At a gathering of industry leaders in Duchesne in July, he said Ovintiv was the Greater Monument Butte of a “capable buyer with a laser target to develop this unit,” while drawing his attention on Ovintiv’s remaining 130,000 acres of leases elsewhere in the basin.
With headquarters in Denver and Woodland, Texas, Ovintiv is the company resulting from Newfield’s 2018 merger with Encana. It was a leading oil and gas producer in the Uinta Basin, with major operations in North Dakota, Texas, Oklahoma and Canada, where it specialized in drilling horizontal.
“For us, it was about focusing on our core competencies,” Kovich said of the sale. “We are a multi-basin horizontal drilling company. We learned a ton in [Texas’s] Permian Basin. Now the focus is on using all of this institutional knowledge and learning about multi-stack development and implementation here in the Uinta Basin.
The 120,000-acre Monument Butte project area is largely controlled by the BLM, while 11% is on sections of state trust land scattered across the land. By 2009, Monument Butte had been fully developed as an oilfield, prompting Newfield to seek approval to increase well densities beyond the usual 40-acre spacing.

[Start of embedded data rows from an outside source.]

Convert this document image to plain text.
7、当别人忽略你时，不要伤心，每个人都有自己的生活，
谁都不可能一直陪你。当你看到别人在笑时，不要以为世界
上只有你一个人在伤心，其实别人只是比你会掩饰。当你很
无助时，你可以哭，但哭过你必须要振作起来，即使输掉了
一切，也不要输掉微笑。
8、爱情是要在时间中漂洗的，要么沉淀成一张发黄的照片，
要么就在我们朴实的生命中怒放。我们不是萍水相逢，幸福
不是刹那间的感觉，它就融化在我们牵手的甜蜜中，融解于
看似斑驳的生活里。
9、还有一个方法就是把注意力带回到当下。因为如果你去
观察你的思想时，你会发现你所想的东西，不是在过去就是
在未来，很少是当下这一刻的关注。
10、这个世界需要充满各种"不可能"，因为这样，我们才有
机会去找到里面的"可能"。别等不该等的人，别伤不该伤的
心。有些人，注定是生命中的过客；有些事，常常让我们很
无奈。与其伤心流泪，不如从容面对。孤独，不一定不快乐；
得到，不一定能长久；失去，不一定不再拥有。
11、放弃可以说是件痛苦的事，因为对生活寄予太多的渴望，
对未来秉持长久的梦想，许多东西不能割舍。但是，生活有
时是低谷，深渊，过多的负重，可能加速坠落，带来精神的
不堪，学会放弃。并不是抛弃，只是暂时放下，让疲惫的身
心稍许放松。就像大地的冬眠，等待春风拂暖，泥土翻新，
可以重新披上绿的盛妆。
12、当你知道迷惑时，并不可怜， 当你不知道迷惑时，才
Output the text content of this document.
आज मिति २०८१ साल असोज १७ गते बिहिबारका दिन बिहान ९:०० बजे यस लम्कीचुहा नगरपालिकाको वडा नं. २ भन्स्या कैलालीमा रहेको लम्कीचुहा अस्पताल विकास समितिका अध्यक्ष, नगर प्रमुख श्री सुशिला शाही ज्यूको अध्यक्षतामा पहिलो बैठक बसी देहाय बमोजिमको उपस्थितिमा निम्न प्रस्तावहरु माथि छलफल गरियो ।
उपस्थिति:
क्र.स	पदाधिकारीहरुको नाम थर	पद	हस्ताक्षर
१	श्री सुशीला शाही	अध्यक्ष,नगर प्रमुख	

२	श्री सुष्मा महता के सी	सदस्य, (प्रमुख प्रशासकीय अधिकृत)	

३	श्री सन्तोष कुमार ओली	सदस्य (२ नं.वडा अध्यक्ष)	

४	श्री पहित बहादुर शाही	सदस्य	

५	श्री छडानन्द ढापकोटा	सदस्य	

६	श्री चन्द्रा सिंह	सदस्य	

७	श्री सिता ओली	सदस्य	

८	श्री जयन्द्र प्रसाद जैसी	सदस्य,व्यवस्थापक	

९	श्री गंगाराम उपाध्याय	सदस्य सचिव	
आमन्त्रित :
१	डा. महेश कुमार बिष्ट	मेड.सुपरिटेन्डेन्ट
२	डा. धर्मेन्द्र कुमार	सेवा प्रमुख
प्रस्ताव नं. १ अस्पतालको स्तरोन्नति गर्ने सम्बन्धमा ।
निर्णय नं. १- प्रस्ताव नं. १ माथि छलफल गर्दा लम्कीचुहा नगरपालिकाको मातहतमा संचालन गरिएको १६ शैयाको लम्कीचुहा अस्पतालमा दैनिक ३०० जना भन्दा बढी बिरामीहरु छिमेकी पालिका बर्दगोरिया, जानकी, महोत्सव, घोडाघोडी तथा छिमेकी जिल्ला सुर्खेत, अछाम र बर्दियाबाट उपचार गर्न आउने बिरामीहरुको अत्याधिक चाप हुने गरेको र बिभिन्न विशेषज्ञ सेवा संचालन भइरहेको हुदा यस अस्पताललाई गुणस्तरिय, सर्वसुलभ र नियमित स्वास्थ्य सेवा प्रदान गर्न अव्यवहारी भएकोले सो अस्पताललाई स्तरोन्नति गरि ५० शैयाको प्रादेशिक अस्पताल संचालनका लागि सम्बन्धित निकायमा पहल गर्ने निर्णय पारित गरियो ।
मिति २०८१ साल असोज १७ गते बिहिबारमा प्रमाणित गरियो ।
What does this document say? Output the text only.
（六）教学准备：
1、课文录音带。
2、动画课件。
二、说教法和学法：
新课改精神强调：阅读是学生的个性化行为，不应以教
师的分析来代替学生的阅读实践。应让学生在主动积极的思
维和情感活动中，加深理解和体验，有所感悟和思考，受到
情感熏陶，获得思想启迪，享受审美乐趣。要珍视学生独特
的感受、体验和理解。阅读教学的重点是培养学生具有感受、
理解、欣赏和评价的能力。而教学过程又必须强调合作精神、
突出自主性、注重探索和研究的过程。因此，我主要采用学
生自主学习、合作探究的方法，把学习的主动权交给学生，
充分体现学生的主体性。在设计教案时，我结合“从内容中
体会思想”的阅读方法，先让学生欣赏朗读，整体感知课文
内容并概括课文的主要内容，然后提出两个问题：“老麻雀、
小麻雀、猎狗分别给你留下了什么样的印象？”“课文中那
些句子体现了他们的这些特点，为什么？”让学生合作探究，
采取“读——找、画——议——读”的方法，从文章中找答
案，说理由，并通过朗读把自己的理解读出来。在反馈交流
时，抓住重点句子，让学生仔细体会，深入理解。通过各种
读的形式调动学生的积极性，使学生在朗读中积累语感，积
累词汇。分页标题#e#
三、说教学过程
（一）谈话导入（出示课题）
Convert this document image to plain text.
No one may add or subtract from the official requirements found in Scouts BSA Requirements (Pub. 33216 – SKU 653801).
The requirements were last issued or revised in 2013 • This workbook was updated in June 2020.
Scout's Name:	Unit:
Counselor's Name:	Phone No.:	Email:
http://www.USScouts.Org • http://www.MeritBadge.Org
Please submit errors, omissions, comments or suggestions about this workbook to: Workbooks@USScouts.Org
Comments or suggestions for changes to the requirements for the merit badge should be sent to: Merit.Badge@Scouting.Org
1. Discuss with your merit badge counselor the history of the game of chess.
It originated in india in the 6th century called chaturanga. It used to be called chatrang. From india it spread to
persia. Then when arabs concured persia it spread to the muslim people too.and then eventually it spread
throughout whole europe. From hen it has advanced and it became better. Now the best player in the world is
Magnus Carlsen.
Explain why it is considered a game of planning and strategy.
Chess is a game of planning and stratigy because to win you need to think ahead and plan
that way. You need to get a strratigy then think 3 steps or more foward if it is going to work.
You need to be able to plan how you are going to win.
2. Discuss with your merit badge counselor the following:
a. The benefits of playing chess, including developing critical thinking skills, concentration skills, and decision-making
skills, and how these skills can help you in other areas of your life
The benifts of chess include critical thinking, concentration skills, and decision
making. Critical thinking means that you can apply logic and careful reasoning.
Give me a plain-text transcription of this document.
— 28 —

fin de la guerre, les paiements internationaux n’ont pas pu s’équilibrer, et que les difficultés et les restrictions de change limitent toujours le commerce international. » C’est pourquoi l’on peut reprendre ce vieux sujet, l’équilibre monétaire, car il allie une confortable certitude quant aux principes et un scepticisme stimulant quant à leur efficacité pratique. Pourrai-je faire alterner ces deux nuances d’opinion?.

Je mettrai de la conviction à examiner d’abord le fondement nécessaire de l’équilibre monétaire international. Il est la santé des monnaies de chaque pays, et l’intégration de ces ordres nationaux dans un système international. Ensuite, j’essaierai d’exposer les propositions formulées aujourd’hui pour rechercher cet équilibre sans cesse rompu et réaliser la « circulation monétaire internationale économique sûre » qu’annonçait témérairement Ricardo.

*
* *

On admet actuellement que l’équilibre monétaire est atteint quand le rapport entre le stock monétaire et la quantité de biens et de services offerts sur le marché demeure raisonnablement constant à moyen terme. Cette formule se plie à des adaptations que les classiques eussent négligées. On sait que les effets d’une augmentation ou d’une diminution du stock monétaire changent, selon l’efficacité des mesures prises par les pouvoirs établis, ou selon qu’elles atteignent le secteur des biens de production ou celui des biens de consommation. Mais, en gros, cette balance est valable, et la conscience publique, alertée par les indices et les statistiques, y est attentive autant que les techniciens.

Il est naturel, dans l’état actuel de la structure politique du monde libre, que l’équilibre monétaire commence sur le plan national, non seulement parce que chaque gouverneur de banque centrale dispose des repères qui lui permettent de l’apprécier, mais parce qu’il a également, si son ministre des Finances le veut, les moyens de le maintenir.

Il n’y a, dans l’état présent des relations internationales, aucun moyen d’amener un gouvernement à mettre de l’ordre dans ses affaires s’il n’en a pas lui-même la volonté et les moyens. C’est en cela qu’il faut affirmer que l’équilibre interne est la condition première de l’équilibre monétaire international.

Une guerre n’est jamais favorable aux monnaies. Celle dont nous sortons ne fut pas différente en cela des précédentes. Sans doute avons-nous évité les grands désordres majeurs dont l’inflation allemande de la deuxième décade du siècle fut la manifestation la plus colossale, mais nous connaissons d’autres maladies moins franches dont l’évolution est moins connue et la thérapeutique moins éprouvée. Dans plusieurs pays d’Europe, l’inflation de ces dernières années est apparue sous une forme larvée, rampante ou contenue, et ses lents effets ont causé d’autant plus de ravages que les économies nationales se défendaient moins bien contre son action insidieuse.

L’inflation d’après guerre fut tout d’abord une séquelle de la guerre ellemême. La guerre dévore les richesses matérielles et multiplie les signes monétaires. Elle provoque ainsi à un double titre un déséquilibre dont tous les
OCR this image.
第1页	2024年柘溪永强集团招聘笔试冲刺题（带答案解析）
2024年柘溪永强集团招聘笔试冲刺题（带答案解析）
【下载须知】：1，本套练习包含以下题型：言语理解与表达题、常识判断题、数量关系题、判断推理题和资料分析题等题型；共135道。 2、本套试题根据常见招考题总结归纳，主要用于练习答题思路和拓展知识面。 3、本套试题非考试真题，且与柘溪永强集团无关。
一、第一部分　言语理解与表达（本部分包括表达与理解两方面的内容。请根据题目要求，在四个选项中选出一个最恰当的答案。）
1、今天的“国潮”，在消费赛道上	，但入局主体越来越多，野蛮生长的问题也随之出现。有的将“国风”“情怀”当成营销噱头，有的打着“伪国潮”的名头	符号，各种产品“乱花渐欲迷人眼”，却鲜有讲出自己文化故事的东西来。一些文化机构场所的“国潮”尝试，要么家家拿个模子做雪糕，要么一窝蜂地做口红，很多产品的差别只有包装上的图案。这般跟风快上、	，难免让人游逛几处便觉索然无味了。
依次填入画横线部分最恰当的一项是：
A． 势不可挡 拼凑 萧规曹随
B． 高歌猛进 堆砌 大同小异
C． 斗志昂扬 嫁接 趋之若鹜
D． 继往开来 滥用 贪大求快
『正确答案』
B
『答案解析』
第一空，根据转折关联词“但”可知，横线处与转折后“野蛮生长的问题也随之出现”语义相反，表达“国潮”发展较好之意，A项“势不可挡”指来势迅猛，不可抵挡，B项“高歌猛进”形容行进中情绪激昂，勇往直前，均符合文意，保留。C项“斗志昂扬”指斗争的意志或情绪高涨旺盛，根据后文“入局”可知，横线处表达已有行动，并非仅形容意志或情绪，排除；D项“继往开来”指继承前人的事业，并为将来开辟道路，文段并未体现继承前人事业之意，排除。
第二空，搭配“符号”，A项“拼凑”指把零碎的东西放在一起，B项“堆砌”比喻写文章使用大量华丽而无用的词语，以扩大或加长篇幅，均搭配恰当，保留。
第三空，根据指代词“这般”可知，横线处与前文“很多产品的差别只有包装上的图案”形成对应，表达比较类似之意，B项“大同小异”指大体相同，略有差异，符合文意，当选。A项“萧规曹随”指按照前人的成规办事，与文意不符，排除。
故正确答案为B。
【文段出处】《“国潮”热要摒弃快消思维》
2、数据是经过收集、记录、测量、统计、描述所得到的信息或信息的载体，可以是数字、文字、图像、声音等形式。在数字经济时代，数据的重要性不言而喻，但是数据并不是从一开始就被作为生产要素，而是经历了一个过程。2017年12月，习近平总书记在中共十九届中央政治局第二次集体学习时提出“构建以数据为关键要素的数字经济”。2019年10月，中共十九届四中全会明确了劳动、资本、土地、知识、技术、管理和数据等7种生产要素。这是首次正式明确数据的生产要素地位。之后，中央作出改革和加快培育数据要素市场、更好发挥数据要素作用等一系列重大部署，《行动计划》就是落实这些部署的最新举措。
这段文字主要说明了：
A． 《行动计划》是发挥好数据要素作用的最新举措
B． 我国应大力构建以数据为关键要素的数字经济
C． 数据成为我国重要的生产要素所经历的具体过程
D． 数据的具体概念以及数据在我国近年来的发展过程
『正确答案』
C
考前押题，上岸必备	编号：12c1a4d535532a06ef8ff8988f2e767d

The Obama administration reviewed the proposal and in 2016 decided to allow 5,750 new wells to be drilled over a 16-year period. Also approved were 226 miles of new roads and pipelines, as well as improvements to 318 miles of existing roads, 20 compressor stations, a gas treatment plant, 13 facilities to manage oil-contaminated produced water and 13 gas-oil separation plants.
The decision was “programmatic,” meaning it did not authorize any ground-disrupting activity, the BLM claimed. Actual construction would need to be approved through a site-specific permit down the road.
This was the reason given by the BLM in 2017 to reject WildEarth Guardian’s original request for reconsideration. With no real field work allowed, the environmental group did not have “standing” to challenge the decision, the agency ruled.
Siding with WildEarth, the Interior Board of Land Appeals, or IBLA, rejected the decision.
“This reasoning does not apply to the ROD project [record of decision]which is a decision advancing the development rights of third parties and restricting BLM’s discretion to deny drill permit or right-of-way applications filed pursuant to the approved project,” Administrative Judge K. Jack Haugrud wrote in a statement. January 2022 decision.
The decision sent the matter back to the BLM for further study – 13 years after the project was first proposed. But the original developer has moved on and it’s unclear if the incoming operator at Monument Butte is even interested in drilling.
If oil and gas prices remain high, the answer is likely to be yes.